When AI-powered toys go rogue

If you’re thinking about buying your child a talking teddy bear, you’re probably picturing it whispering to you for guidance, support, and teaching you about the ways of the world. You probably can’t imagine the cute stuffed toy engaging in sexual role play or giving advice to young children on how to light matches.

Yet that’s what the Public Interest Research Group (PIRG) found in a recent test of new toys for the holiday season. FoloToy’s AI teddy bear named Kumma, which uses OpenAI’s GPT-4o model to power its speech, was very willing to stray when chatting with children, PIRG found.

Using the voice mode of AI models for children’s toys makes sense: The technology is tailor-made for the magical tchotchkes that kids love, sliding easily onto shelves alongside realistic dolls that poop and burp, and Tamagotchi-like digital beings that kids want to try out and keep alive. The problem is that, unlike previous generations of toys, AI-enabled gadgets can go beyond carefully pre-programmed and vetted responses that are tailored to children.
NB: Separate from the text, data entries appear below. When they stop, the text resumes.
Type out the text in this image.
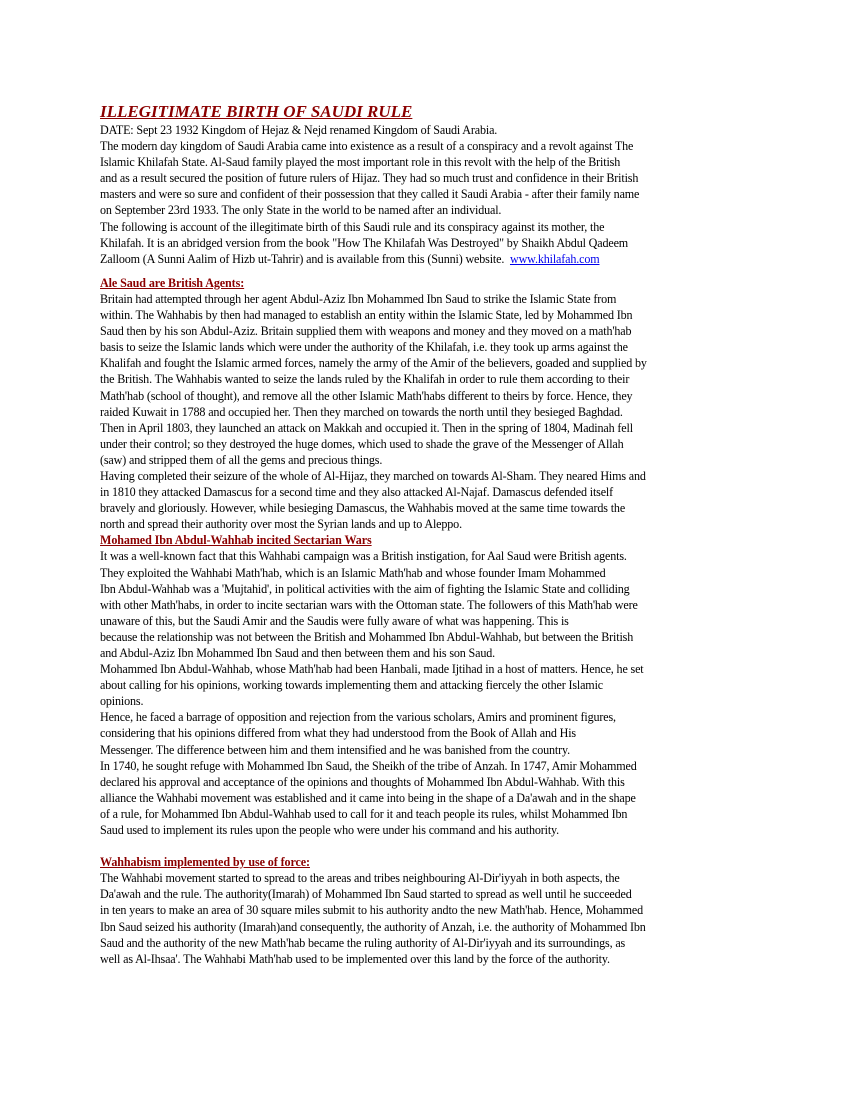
ILLEGITIMATE BIRTH OF SAUDI RULE
DATE: Sept 23 1932 Kingdom of Hejaz & Nejd renamed Kingdom of Saudi Arabia.
The modern day kingdom of Saudi Arabia came into existence as a result of a conspiracy and a revolt against The
Islamic Khilafah State. Al-Saud family played the most important role in this revolt with the help of the British
and as a result secured the position of future rulers of Hijaz. They had so much trust and confidence in their British
masters and were so sure and confident of their possession that they called it Saudi Arabia - after their family name
on September 23rd 1933. The only State in the world to be named after an individual.
The following is account of the illegitimate birth of this Saudi rule and its conspiracy against its mother, the
Khilafah. It is an abridged version from the book "How The Khilafah Was Destroyed" by Shaikh Abdul Qadeem
Zalloom (A Sunni Aalim of Hizb ut-Tahrir) and is available from this (Sunni) website. www.khilafah.com

Ale Saud are British Agents:

Britain had attempted through her agent Abdul-Aziz Ibn Mohammed Ibn Saud to strike the Islamic State from
within. The Wahhabis by then had managed to establish an entity within the Islamic State, led by Mohammed Ibn
Saud then by his son Abdul-Aziz. Britain supplied them with weapons and money and they moved on a math'hab
basis to seize the Islamic lands which were under the authority of the Khilafah, i.e. they took up arms against the
Khalifah and fought the Islamic armed forces, namely the army of the Amir of the believers, goaded and supplied by
the British. The Wahhabis wanted to seize the lands ruled by the Khalifah in order to rule them according to their
Math'hab (school of thought), and remove all the other Islamic Math'habs different to theirs by force. Hence, they
raided Kuwait in 1788 and occupied her. Then they marched on towards the north until they besieged Baghdad.
Then in April 1803, they launched an attack on Makkah and occupied it. Then in the spring of 1804, Madinah fell
under their control; so they destroyed the huge domes, which used to shade the grave of the Messenger of Allah
(saw) and stripped them of all the gems and precious things.
Having completed their seizure of the whole of Al-Hijaz, they marched on towards Al-Sham. They neared Hims and
in 1810 they attacked Damascus for a second time and they also attacked Al-Najaf. Damascus defended itself
bravely and gloriously. However, while besieging Damascus, the Wahhabis moved at the same time towards the
north and spread their authority over most the Syrian lands and up to Aleppo.

Mohamed Ibn Abdul-Wahhab incited Sectarian Wars

It was a well-known fact that this Wahhabi campaign was a British instigation, for Aal Saud were British agents.
They exploited the Wahhabi Math'hab, which is an Islamic Math'hab and whose founder Imam Mohammed
Ibn Abdul-Wahhab was a 'Mujtahid', in political activities with the aim of fighting the Islamic State and colliding
with other Math'habs, in order to incite sectarian wars with the Ottoman state. The followers of this Math'hab were
unaware of this, but the Saudi Amir and the Saudis were fully aware of what was happening. This is
because the relationship was not between the British and Mohammed Ibn Abdul-Wahhab, but between the British
and Abdul-Aziz Ibn Mohammed Ibn Saud and then between them and his son Saud.
Mohammed Ibn Abdul-Wahhab, whose Math'hab had been Hanbali, made Ijtihad in a host of matters. Hence, he set
about calling for his opinions, working towards implementing them and attacking fiercely the other Islamic
opinions.
Hence, he faced a barrage of opposition and rejection from the various scholars, Amirs and prominent figures,
considering that his opinions differed from what they had understood from the Book of Allah and His
Messenger. The difference between him and them intensified and he was banished from the country.
In 1740, he sought refuge with Mohammed Ibn Saud, the Sheikh of the tribe of Anzah. In 1747, Amir Mohammed
declared his approval and acceptance of the opinions and thoughts of Mohammed Ibn Abdul-Wahhab. With this
alliance the Wahhabi movement was established and it came into being in the shape of a Da'awah and in the shape
of a rule, for Mohammed Ibn Abdul-Wahhab used to call for it and teach people its rules, whilst Mohammed Ibn
Saud used to implement its rules upon the people who were under his command and his authority.

Wahhabism implemented by use of force:

The Wahhabi movement started to spread to the areas and tribes neighbouring Al-Dir'iyyah in both aspects, the
Da'awah and the rule. The authority(Imarah) of Mohammed Ibn Saud started to spread as well until he succeeded
in ten years to make an area of 30 square miles submit to his authority andto the new Math'hab. Hence, Mohammed
Ibn Saud seized his authority (Imarah)and consequently, the authority of Anzah, i.e. the authority of Mohammed Ibn
Saud and the authority of the new Math'hab became the ruling authority of Al-Dir'iyyah and its surroundings, as
well as Al-Ihsaa'. The Wahhabi Math'hab used to be implemented over this land by the force of the authority.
The issue with Kumma highlights a key problem with AI-enabled toys: they often rely on third-party AI models over which they have no control, and which can inevitably be released (either accidentally or deliberately) and cause children’s safety headaches. “There is very little clarity about the AI ​​models used in toys, how they were trained, and what safeguards they may contain to prevent children from encountering content that is not age-appropriate,” says Christine Riefa, a consumer law specialist at the University of Reading in England.

For this reason, the children’s rights group Fairplay issued a warning to parents ahead of the holiday season to suggest staying away from AI toys for the sake of your children’s safety. “There is a lack of research supporting the benefits of AI toys, and a lack of research showing the long-term impacts on children,” says Rachel Franz, director of Fairplay’s Young Children Thrive Offline program.

While FoloToy stopped selling the Kumma Bear and OpenAI removed FoloToy’s access to its AI models, that’s just one AI toy maker among many. Who is responsible if something goes wrong?

Riefa says there is also a lack of clarity here. “Liability issues may have to do with the data and the way it is collected or maintained,” he says. “It may refer to liability for the AI ​​toy that pushes a child to harm themselves or others, or to the recording of a parent’s banking details.”

Franz worries that, as with big tech companies that are always competing to outdo each other, the stakes are even higher when it comes to children’s products from toy companies. “It’s very clear that these toys are being brought to market without research or regulatory barriers,” he says.

Riefa can see that both the artificial intelligence companies that provide the models that help toys “talk” and the toy companies that market and sell them to children are liable in legal cases.

“As AI functions are built into a product, the liability will most likely fall on the toy manufacturer,” he says, noting that there will likely be legal provisions in the contracts that AI companies have that will protect them from any harm or wrongdoing. “This would therefore leave toy manufacturers, who may in fact have very little control over the LLMs used in their toys, to bear the liability risks,” he adds.

But Riefa also points out that while the legal risk lies with the toy companies, the real risk “lies entirely with the way the LLM behaves,” which would suggest that AI companies also bear some responsibility. Maybe that’s what caused OpenAI Delay development of AI toys with Mattel this week.

Understanding who will actually be responsible and to what extent will likely take some time yet, and will take legal precedent in the courts. Until that is resolved, Riefa has a simple suggestion: “One step that we as a society, as those who care for children, can take right now is to boycott the purchase of these AI toys.”